Solution 1:

It is very difficult to detect sniffers, because they work passively. Some sniffers do generate small amounts of traffic and though, so there are some techniques for detecting them.

  • Machines cache ARPs (Address Resolution Protocol). Sending a non-broadcast ARP, a machine in promiscuous mode (a network card that makes the card pass all traffic) will cache your ARP address. Then, sending a broadcast ping packet with our IP, but a different MAC address. Only a machine which has our correct MAC address from the sniffed ARP frame will be able to respond to our broadcast ping request. So, if the machine is responding, it must be sniffing.
  • Most sniffers do some parsing. Sending huge amount of data and pinging the suspect machine before and during the data flooding. If the network card of the suspected machine is in promiscuous mode, it will parse the data and increase the load on it. This way it take some extra time to respond to the ping. This little delay can be used as an indicator of whether a machine is sniffing or not. It could provoke some false positive, if there were some "normal" delays on the network because of high traffic.
  • The following method is old and not reliable any longer: sending a ping request with the IP address of the suspect machine but not its MAC address. Ideally nobody should see this packet as each network card will reject the ping because it doesn't match its MAC address. If the suspect machine is sniffing it will respond as it does not bother rejecting packets with a different Destination MAC address.

There are some tools which implment these techniques, for example open source tools like Neped and ARP Watch or AntiSniff for Windows, which is a commercial tool.

If you want to prevent sniffing, the best way is to use encryption for any network activity (SSH, https etc.). This way sniffers can read the traffic, but the data won’t make no sense to them.

Solution 2:

Packet sniffing is a passive activity, it's generally not possible to tell if someone is sniffing your network. However, in order for someone on an wired, switched LAN to see traffic that's not destined just to or from their IP (or broadcast to the network/subnet) they need to either have access to a monitored/mirrored port that duplicates all traffic, or install a 'tap' on the gateway.
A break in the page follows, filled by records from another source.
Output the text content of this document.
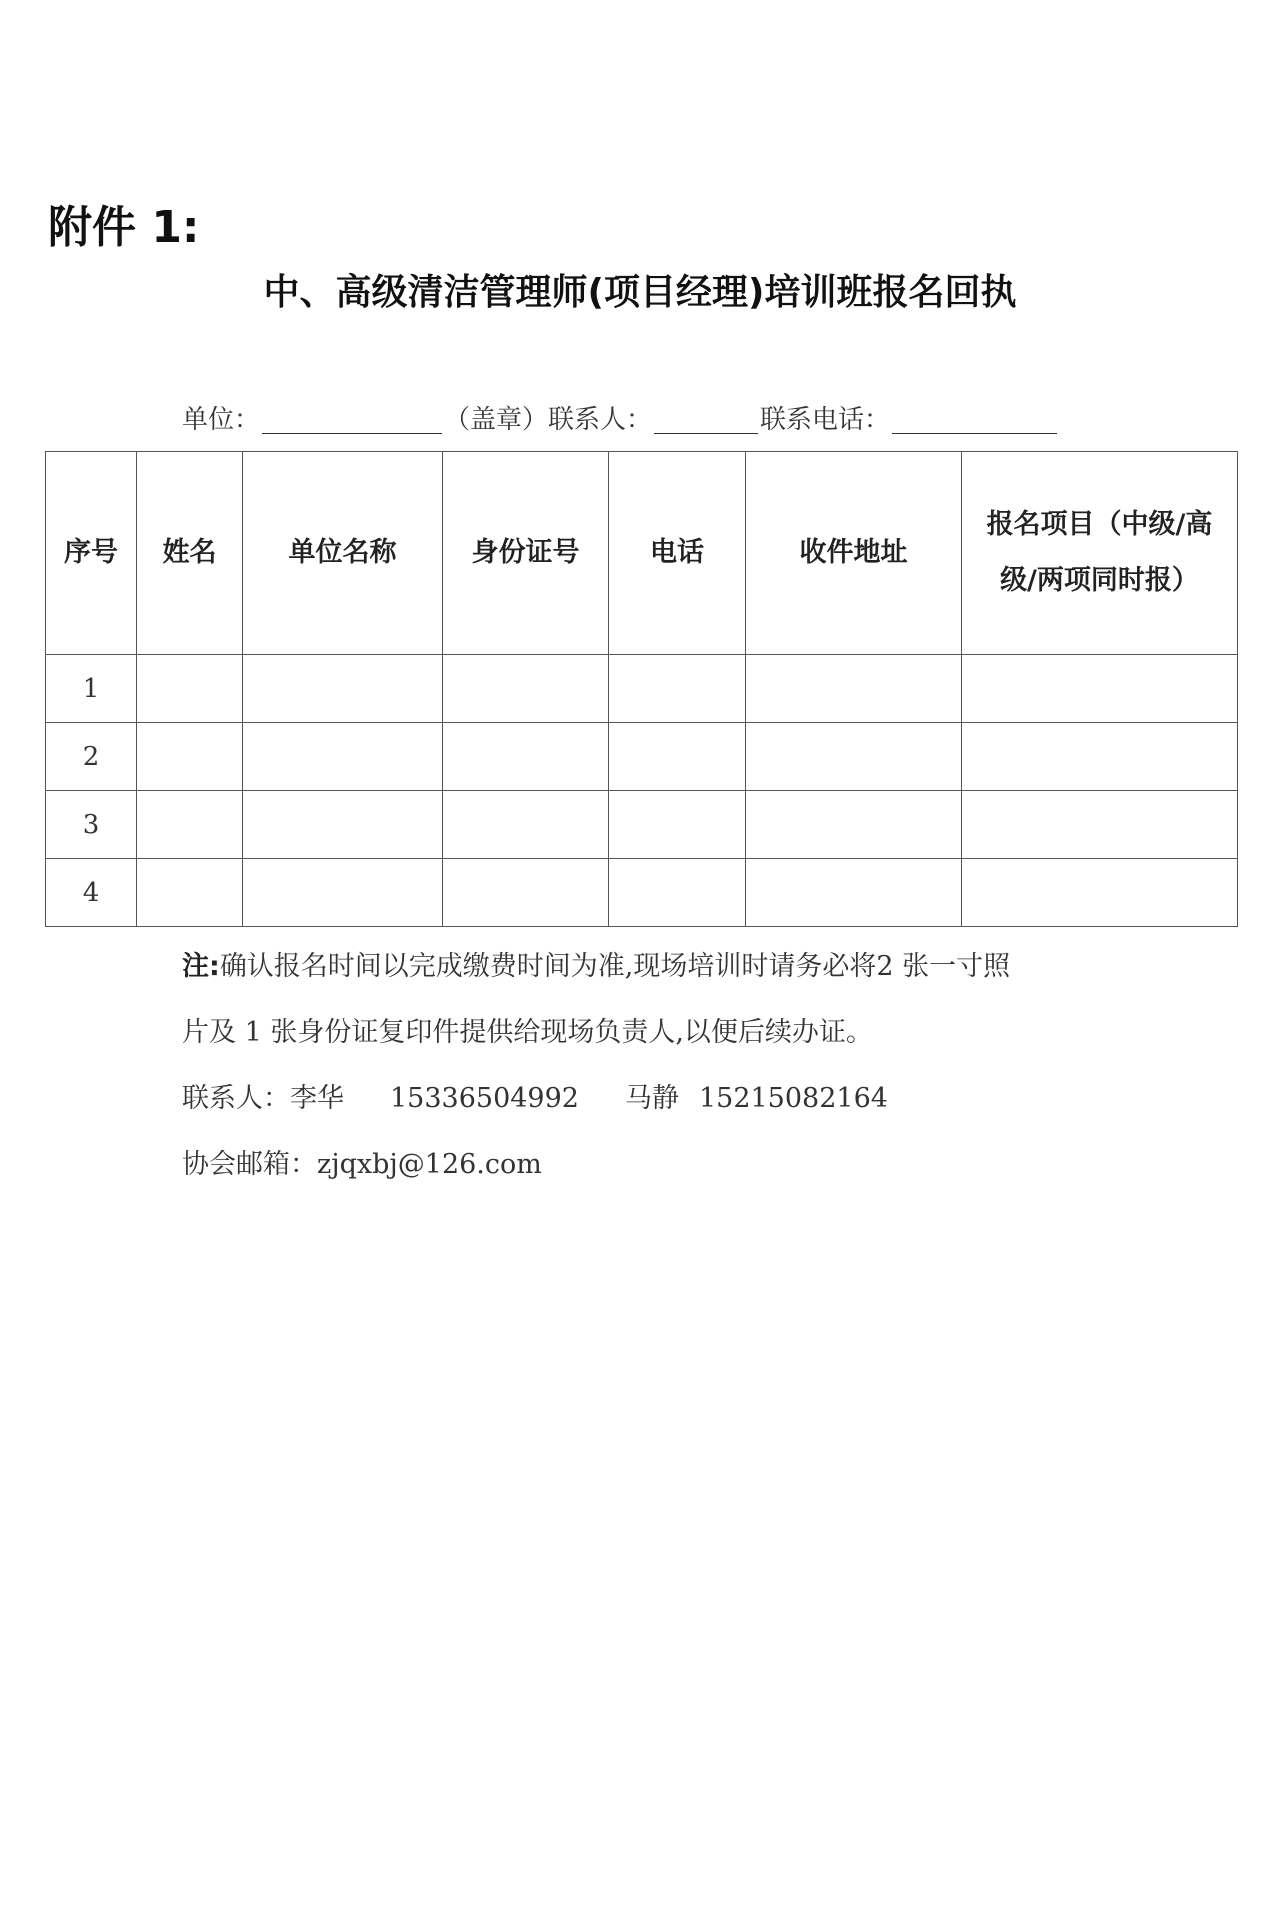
附件 1:
中、高级清洁管理师(项目经理)培训班报名回执
单位：	（盖章）联系人：	联系电话：
序号	姓名	单位名称	身份证号	电话	收件地址	报名项目（中级/高级/两项同时报）
1						
2						
3						
4						
注:确认报名时间以完成缴费时间为准,现场培训时请务必将2 张一寸照
片及 1 张身份证复印件提供给现场负责人,以便后续办证。
联系人：李华 15336504992 马静 15215082164
协会邮箱：zjqxbj@126.com
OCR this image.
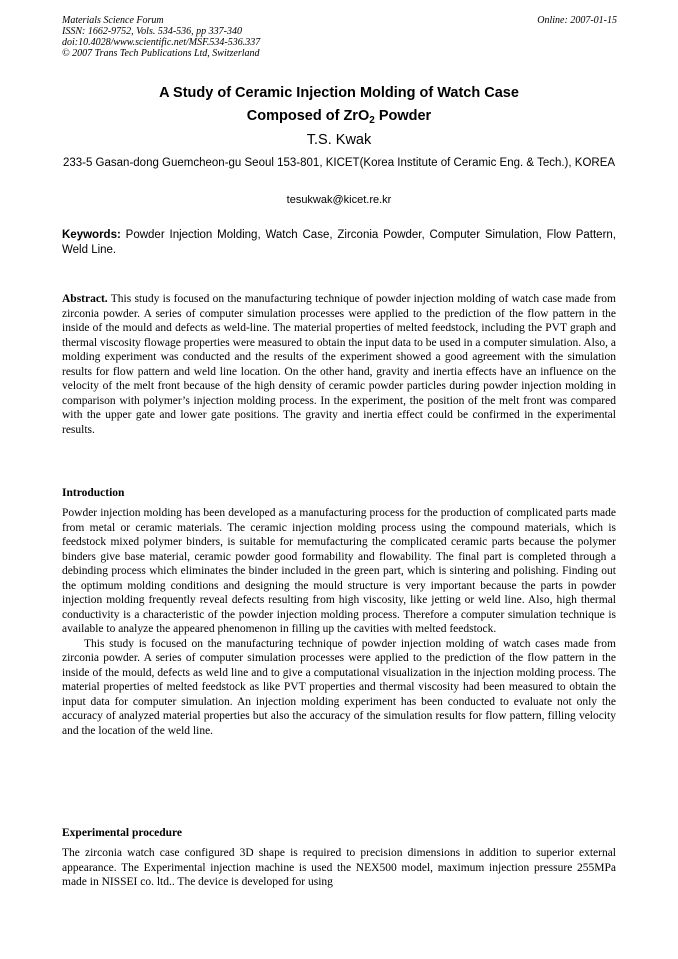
Materials Science Forum
ISSN: 1662-9752, Vols. 534-536, pp 337-340
doi:10.4028/www.scientific.net/MSF.534-536.337
© 2007 Trans Tech Publications Ltd, Switzerland
Online: 2007-01-15
A Study of Ceramic Injection Molding of Watch Case
Composed of ZrO$_2$ Powder
T.S. Kwak
233-5 Gasan-dong Guemcheon-gu Seoul 153-801, KICET(Korea Institute of Ceramic Eng. & Tech.), KOREA
tesukwak@kicet.re.kr
Keywords: Powder Injection Molding, Watch Case, Zirconia Powder, Computer Simulation, Flow Pattern, Weld Line.
Abstract. This study is focused on the manufacturing technique of powder injection molding of watch case made from zirconia powder. A series of computer simulation processes were applied to the prediction of the flow pattern in the inside of the mould and defects as weld-line. The material properties of melted feedstock, including the PVT graph and thermal viscosity flowage properties were measured to obtain the input data to be used in a computer simulation. Also, a molding experiment was conducted and the results of the experiment showed a good agreement with the simulation results for flow pattern and weld line location. On the other hand, gravity and inertia effects have an influence on the velocity of the melt front because of the high density of ceramic powder particles during powder injection molding in comparison with polymer’s injection molding process. In the experiment, the position of the melt front was compared with the upper gate and lower gate positions. The gravity and inertia effect could be confirmed in the experimental results.
Introduction

Powder injection molding has been developed as a manufacturing process for the production of complicated parts made from metal or ceramic materials. The ceramic injection molding process using the compound materials, which is feedstock mixed polymer binders, is suitable for memufacturing the complicated ceramic parts because the polymer binders give base material, ceramic powder good formability and flowability. The final part is completed through a debinding process which eliminates the binder included in the green part, which is sintering and polishing. Finding out the optimum molding conditions and designing the mould structure is very important because the parts in powder injection molding frequently reveal defects resulting from high viscosity, like jetting or weld line. Also, high thermal conductivity is a characteristic of the powder injection molding process. Therefore a computer simulation technique is available to analyze the appeared phenomenon in filling up the cavities with melted feedstock.

This study is focused on the manufacturing technique of powder injection molding of watch cases made from zirconia powder. A series of computer simulation processes were applied to the prediction of the flow pattern in the inside of the mould, defects as weld line and to give a computational visualization in the injection molding process. The material properties of melted feedstock as like PVT properties and thermal viscosity had been measured to obtain the input data for computer simulation. An injection molding experiment has been conducted to evaluate not only the accuracy of analyzed material properties but also the accuracy of the simulation results for flow pattern, filling velocity and the location of the weld line.

Experimental procedure
The zirconia watch case configured 3D shape is required to precision dimensions in addition to superior external appearance. The Experimental injection machine is used the NEX500 model, maximum injection pressure 255MPa made in NISSEI co. ltd.. The device is developed for using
Best defense against sniffing is decent end-to-end encryption, and physical controls on sensitive hardware.

Edit: CPM, Neped, and AntiSniff are now 10-15 years stale... Think Linux kernel <2.2 or Windows NT4. If someone has access to a tap or mirror, it will generally be very difficult to detect. Manipulating ARP or DNS is probably the best bet, but it's far from a sure thing.

Solution 3:

The (I believe) only way you can sniff all traffic on a switched LAN is with a 'man in the middle' attack. You basicly do ARP poisoning, stealing everyone's packets, reading them and sending them to the right computer afterwards.

There are probably multiple tools that can do this, I only know of one:

Ettercap can both perform the Mitm attack and detect one when someone else is doing it.